Literally determination personified - Even one cannot be less

Author: Ruby Liang (ruby_fff) from sf, usa
30 May 2000

This is the depiction of a true story with the two lead characters performed by the actual person: Wei Minzhi, 13 year old young girl who is a substitute for the village teacher, and Zhang Huike, 11 year old young boy who left school to go to the city to find work to pay for family debt.

It is DERTERMINATION personified. She is one young lady who's not worried about her looks or other people's criticism. She is truly one track minded to find the lost student and to bring him home back to the village, and does not care if others are curt with her, or impolite; she's just very focused on achieving what she came to the city for - to get Zhang Huike back to the village school - no matter what it takes!
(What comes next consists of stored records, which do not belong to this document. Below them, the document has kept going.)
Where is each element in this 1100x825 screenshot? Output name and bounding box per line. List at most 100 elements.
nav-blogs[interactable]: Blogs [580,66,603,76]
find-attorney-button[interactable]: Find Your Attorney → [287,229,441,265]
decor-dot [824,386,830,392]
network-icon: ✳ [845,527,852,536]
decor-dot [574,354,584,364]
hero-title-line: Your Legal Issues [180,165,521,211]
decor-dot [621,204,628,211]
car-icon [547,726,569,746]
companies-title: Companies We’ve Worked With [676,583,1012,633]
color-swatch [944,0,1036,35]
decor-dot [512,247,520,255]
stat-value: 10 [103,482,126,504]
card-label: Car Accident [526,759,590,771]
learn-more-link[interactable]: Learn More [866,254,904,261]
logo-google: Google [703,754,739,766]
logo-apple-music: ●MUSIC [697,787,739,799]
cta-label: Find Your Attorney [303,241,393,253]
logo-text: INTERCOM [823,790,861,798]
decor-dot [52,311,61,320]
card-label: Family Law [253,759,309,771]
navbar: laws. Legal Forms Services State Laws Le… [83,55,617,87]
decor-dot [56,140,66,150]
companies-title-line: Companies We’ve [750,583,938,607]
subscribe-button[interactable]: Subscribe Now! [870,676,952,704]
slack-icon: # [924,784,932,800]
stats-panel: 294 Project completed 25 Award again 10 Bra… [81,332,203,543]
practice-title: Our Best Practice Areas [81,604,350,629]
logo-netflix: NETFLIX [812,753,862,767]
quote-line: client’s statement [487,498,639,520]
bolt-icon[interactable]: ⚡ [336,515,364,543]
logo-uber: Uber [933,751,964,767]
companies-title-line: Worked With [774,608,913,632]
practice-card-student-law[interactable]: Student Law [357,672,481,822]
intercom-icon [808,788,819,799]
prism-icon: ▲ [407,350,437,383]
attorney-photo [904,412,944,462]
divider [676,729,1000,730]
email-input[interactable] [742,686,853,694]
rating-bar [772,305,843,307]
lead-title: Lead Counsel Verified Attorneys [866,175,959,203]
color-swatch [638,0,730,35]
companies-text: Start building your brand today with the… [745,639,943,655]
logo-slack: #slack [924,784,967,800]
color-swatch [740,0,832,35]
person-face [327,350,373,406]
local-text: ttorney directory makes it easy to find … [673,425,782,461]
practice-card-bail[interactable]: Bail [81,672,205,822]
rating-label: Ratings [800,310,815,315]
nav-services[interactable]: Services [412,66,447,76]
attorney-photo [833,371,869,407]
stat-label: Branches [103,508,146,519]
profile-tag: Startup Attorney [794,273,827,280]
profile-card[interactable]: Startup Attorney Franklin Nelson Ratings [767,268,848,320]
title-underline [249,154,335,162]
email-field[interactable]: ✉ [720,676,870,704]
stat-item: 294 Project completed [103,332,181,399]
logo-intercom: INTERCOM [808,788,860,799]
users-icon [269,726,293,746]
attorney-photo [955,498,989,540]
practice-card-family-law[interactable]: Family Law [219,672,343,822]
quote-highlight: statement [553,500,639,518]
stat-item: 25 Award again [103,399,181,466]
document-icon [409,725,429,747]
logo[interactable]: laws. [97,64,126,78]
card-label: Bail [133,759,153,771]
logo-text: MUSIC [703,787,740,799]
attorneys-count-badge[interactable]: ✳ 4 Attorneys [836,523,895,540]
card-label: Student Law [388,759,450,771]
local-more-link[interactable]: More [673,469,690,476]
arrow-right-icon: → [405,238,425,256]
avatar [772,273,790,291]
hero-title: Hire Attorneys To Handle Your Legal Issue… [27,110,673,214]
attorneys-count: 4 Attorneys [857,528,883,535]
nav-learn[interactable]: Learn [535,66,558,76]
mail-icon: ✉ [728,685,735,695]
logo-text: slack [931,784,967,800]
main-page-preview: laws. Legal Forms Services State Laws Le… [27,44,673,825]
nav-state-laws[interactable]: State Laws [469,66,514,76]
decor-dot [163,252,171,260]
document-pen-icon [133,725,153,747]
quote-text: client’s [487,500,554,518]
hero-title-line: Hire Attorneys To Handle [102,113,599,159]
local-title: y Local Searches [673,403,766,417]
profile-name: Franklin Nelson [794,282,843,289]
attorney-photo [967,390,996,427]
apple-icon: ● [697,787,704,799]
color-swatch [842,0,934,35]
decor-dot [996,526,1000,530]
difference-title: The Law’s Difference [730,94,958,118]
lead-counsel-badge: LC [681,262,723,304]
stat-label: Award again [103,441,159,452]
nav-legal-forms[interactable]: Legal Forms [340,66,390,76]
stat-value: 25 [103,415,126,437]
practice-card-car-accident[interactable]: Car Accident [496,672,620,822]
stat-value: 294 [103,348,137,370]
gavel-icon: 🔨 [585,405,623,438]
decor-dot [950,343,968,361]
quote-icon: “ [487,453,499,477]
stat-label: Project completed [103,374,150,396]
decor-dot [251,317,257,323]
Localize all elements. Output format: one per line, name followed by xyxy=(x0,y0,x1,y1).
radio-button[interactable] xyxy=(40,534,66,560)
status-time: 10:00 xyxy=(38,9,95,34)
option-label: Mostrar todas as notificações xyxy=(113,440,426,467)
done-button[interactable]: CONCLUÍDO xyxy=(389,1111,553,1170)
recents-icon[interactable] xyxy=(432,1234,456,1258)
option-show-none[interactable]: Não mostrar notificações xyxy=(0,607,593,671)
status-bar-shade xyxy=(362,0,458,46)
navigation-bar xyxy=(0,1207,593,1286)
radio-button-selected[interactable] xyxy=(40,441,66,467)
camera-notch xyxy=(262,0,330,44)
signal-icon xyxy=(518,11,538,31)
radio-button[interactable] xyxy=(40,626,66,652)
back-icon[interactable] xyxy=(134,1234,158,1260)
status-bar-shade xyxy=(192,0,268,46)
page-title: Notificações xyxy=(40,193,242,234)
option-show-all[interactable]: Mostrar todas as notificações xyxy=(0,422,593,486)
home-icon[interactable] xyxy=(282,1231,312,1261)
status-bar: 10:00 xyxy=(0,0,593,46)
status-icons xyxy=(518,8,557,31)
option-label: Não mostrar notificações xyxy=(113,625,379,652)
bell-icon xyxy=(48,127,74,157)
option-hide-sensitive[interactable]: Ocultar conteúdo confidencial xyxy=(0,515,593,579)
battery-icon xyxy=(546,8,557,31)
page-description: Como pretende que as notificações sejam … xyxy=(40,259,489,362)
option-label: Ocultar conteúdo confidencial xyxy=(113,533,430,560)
Simple setting. Poor village, city hustles. Children interactions/reactions are always a joy to watch. Lead character is devoid of guile and her stubborn determination is direct and innocent. The hesitation in her speech, her pause and silence held her own. Her performance is guileless - plainly so - that's how precious the performance is. An occasional smile is not easy to detect, as she is so engrossed in her mission; the continuous smile towards the end is well earned. There is magic after all.

This is a rare gem from director Zhang Yimou, quite a different flavor from his film collaborations with heaven-sent leading lady Gong Li.